Khadija
les tentes sombres des gens de la cité devenaient plus nombreuses que les tentes rayées. Cachées sous de longs voiles, des femmes s'activaient sans entrain. Le méhari de Muhammad attirait l'attention. Entre les plis de son chèche, Muhammad devinait les regards curieux. Apeurés.
Lorsqu'ils parvinrent à la hauteur de l'enclos de la Ka'bâ, le surplomb du sentier permit à Muhammad d'entrevoir l'esplanade par-dessus le nouveau mur d'enceinte. Les murs sacrés étaient intacts. À l'intérieur du cube sans toit, on devinait la face d'Hobal, et les idoles patientaient dans leurs cercles immobiles. Sans doute la Pierre Noire était-elle encore à sa place, mais nul ne tournait autour d'elle, nul ne priait.
La mule d'Abdonaï fit un brusque écart. Le Perse poussa un grognement de rage. Muhammad entrevit un amas de chairs putréfiées et de linges souillés dans une ravine parsemée d'oponces. Les corps avaient été jetés à la hâte sur les pierres brûlantes de soleil. Entre les vêtements déchirés apparaissaient des nudités atroces, les membres de femmes et d'hommes emmêlés. Leurs mains recroquevillées étaient aussi noires que des cailloux de basalte. Les chairs s'écaillaient, éventrées par la putréfaction qui les dévorait, remontait haut sur les avant-bras et les laissait calcinées, racornies, comme si elles avaient été plongées dans le feu. Aux aisselles et sur la poitrine, des plaies énormes laissaient entrevoir l'intérieur des corps. Là aussi, la mort suintait, immonde et puante.
Fasciné, Muhammad ne parvenait pas à détacher son regard de cette monstruosité. D'un coup de badine sur le col de son méhari, Abdonaï le fit sursauter. Muhammad leva la tête. Une couleur de sang occupait l'horizon.
— Tu en as assez vu, gronda le Perse sous son chèche. Et tu en verras d'autres. Ceux-là, personne ne veut les transporter. On attend que le soleil fasse son œuvre. Ensuite, on les brûlera.
Ils reprirent leur montée vers les shi'b , les « ravins du haut », comme on appelait les quartiers des puissants. Ici et là, dans un enclos, des tentes semblaient abandonnées. Une femme aux doigts plus noirs que la nuit surgit soudain, portant le corps nu et mort d'un petit enfant. Elle le brandit vers Muhammad, hurlant sa douleur, exposant les bubons purulents qui déchiraient la poitrine de son fils. Avec un cri de guerre, Abdonaï tira un fouet de dressage de sous sa cape et le fit claquer à trois pas de la femme.
— N'approche pas ! Va sous ta tente envelopper ton enfant ! Qu'au moins il ait une sépulture décente et ne pourrisse pas avec les autres !
Pour toute réponse, la femme tomba à genoux, soudant ses lèvres au front du petit mort qu'elle pressait contre elle de ses doigts malades. Puis tous deux s'affaissèrent sur le côté.
La bouche tremblante d'effroi, Muhammad ferma les yeux.
Comment cela était-il possible ? Quels dieux pouvaient ainsi se venger des humains ?
Cette fois, furieux et impatient, Abdonaï attrapa la longe du méhari et le tira à sa suite.

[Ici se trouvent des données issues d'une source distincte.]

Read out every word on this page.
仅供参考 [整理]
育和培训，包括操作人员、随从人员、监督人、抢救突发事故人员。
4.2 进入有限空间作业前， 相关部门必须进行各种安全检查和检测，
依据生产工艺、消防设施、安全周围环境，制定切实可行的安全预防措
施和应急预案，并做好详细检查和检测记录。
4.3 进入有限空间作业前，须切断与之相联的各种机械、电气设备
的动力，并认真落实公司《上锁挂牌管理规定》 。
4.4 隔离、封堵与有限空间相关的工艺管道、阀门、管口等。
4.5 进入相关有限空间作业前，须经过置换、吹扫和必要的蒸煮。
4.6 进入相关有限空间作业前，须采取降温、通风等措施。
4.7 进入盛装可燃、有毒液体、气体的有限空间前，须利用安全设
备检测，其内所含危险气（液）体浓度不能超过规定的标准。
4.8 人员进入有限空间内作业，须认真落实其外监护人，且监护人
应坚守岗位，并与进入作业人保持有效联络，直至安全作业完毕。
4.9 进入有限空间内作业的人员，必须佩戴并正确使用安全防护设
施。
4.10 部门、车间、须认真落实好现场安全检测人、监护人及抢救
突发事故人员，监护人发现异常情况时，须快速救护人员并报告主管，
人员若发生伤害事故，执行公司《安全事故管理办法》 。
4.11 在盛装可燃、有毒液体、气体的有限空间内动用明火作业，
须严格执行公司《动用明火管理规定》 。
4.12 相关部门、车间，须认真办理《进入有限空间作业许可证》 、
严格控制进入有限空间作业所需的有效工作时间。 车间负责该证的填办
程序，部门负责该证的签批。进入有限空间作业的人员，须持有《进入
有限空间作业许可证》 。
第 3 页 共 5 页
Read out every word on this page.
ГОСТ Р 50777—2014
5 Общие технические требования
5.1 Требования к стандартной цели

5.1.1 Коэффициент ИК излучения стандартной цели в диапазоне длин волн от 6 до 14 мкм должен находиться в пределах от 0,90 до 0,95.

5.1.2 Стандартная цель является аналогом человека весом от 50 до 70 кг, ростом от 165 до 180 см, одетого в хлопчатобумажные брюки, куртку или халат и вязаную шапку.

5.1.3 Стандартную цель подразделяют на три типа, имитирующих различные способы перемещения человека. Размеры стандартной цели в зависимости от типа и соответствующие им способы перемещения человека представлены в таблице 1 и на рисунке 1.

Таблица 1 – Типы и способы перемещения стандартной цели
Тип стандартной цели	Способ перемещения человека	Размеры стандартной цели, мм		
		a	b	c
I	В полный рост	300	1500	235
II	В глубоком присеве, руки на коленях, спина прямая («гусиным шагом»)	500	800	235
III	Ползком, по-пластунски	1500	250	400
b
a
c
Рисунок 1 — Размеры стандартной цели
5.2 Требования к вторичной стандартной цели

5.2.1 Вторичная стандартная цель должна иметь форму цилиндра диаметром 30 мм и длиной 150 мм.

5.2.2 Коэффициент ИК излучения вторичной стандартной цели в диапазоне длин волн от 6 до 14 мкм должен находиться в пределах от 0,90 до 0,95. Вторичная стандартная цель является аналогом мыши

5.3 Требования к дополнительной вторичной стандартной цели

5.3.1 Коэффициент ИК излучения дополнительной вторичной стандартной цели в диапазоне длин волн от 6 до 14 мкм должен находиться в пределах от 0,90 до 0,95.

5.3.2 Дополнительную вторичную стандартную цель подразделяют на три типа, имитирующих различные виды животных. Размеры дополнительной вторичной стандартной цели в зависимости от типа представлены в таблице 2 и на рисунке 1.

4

En approchant des hauts quartiers et du puits voisin de la mâla, les tentes des Bédouins et celles des gens de la cité parurent disposées avec plus de soin et de régularité. Elles s'imbriquaient les unes dans les autres et partout entre elles vaquaient des troupeaux de petit bétail, des chèvres que surveillaient, apparemment sans crainte et normalement vêtus, des enfants en bonne santé. Des femmes, elles aussi en simples tuniques, quoique ayant un voile étroitement serré sur la tête, allaient et venaient dans des enclos délimités par des branchages d'épineux et de feuilles d'agaves à demi séchées et bornés de grosses pierres brunes. Les tentes sombres étaient aménagées à la manière des bâtiments d'une maisonnée, entourant des cours où le bétail déambulait à sa guise.
Alors qu'ils avançaient rapidement sous le regard curieux des Bédouins, des serviteurs de la maisonnée de Khadija accoururent au-devant de la mule d'Abdonaï, agitant de longs bâtons. Le Perse leva son poignet de cuir avant de dénouer son chèche.

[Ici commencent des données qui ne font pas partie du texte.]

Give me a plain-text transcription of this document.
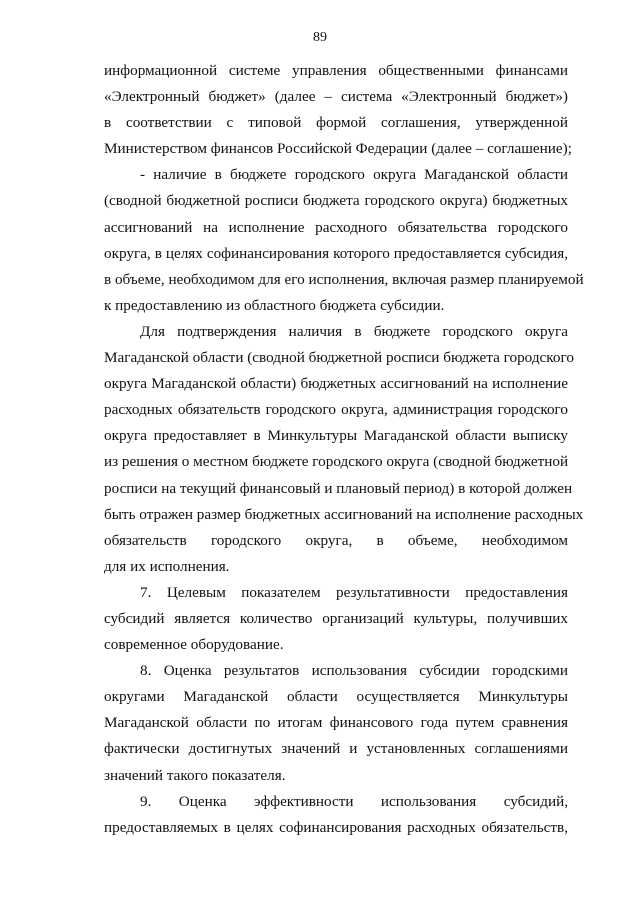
89

информационной системе управления общественными финансами
«Электронный бюджет» (далее – система «Электронный бюджет»)
в соответствии с типовой формой соглашения, утвержденной
Министерством финансов Российской Федерации (далее – соглашение);

- наличие в бюджете городского округа Магаданской области
(сводной бюджетной росписи бюджета городского округа) бюджетных
ассигнований на исполнение расходного обязательства городского
округа, в целях софинансирования которого предоставляется субсидия,
в объеме, необходимом для его исполнения, включая размер планируемой
к предоставлению из областного бюджета субсидии.

Для подтверждения наличия в бюджете городского округа
Магаданской области (сводной бюджетной росписи бюджета городского
округа Магаданской области) бюджетных ассигнований на исполнение
расходных обязательств городского округа, администрация городского
округа предоставляет в Минкультуры Магаданской области выписку
из решения о местном бюджете городского округа (сводной бюджетной
росписи на текущий финансовый и плановый период) в которой должен
быть отражен размер бюджетных ассигнований на исполнение расходных
обязательств городского округа, в объеме, необходимом
для их исполнения.

7. Целевым показателем результативности предоставления
субсидий является количество организаций культуры, получивших
современное оборудование.

8. Оценка результатов использования субсидии городскими
округами Магаданской области осуществляется Минкультуры
Магаданской области по итогам финансового года путем сравнения
фактически достигнутых значений и установленных соглашениями
значений такого показателя.

9. Оценка эффективности использования субсидий,
предоставляемых в целях софинансирования расходных обязательств,
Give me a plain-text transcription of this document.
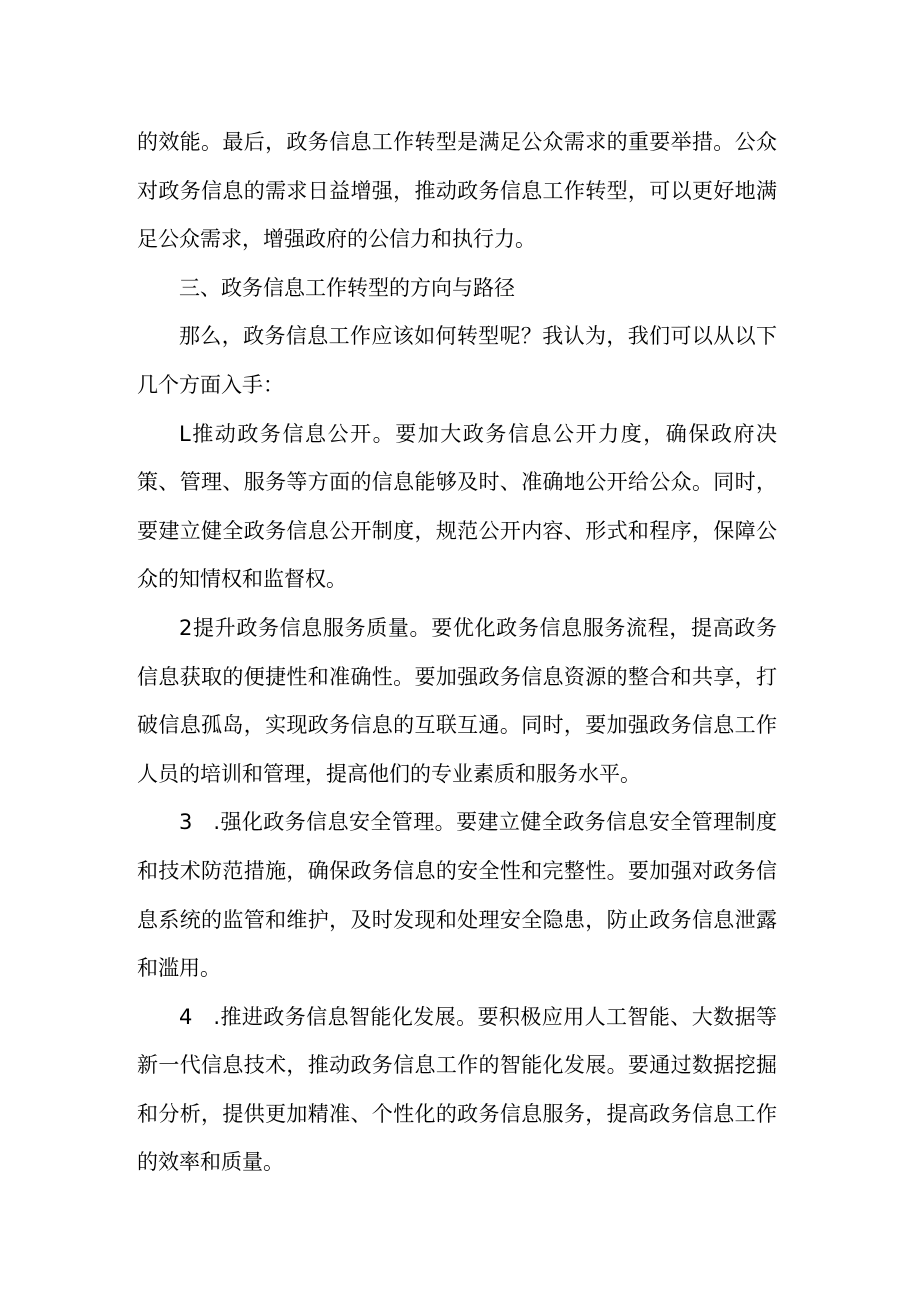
的效能。最后，政务信息工作转型是满足公众需求的重要举措。公众对政务信息的需求日益增强，推动政务信息工作转型，可以更好地满足公众需求，增强政府的公信力和执行力。

三、政务信息工作转型的方向与路径

那么，政务信息工作应该如何转型呢？我认为，我们可以从以下几个方面入手：

L推动政务信息公开。要加大政务信息公开力度，确保政府决策、管理、服务等方面的信息能够及时、准确地公开给公众。同时，要建立健全政务信息公开制度，规范公开内容、形式和程序，保障公众的知情权和监督权。

2提升政务信息服务质量。要优化政务信息服务流程，提高政务信息获取的便捷性和准确性。要加强政务信息资源的整合和共享，打破信息孤岛，实现政务信息的互联互通。同时，要加强政务信息工作人员的培训和管理，提高他们的专业素质和服务水平。

3 .强化政务信息安全管理。要建立健全政务信息安全管理制度和技术防范措施，确保政务信息的安全性和完整性。要加强对政务信息系统的监管和维护，及时发现和处理安全隐患，防止政务信息泄露和滥用。

4 .推进政务信息智能化发展。要积极应用人工智能、大数据等新一代信息技术，推动政务信息工作的智能化发展。要通过数据挖掘和分析，提供更加精准、个性化的政务信息服务，提高政务信息工作的效率和质量。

— Ne me reconnaissez-vous pas ?
Les hommes se tournèrent vers Muhammad qui faisait agenouiller son méhari.
— Et lui, gronda encore Abdonaï, l'avez-vous déjà oublié ? C'est votre maître !
Les serviteurs se précipitèrent pour saluer Muhammad, lui prendre les mains et les presser contre leur front en lui souhaitant la clémence d'Al'lat.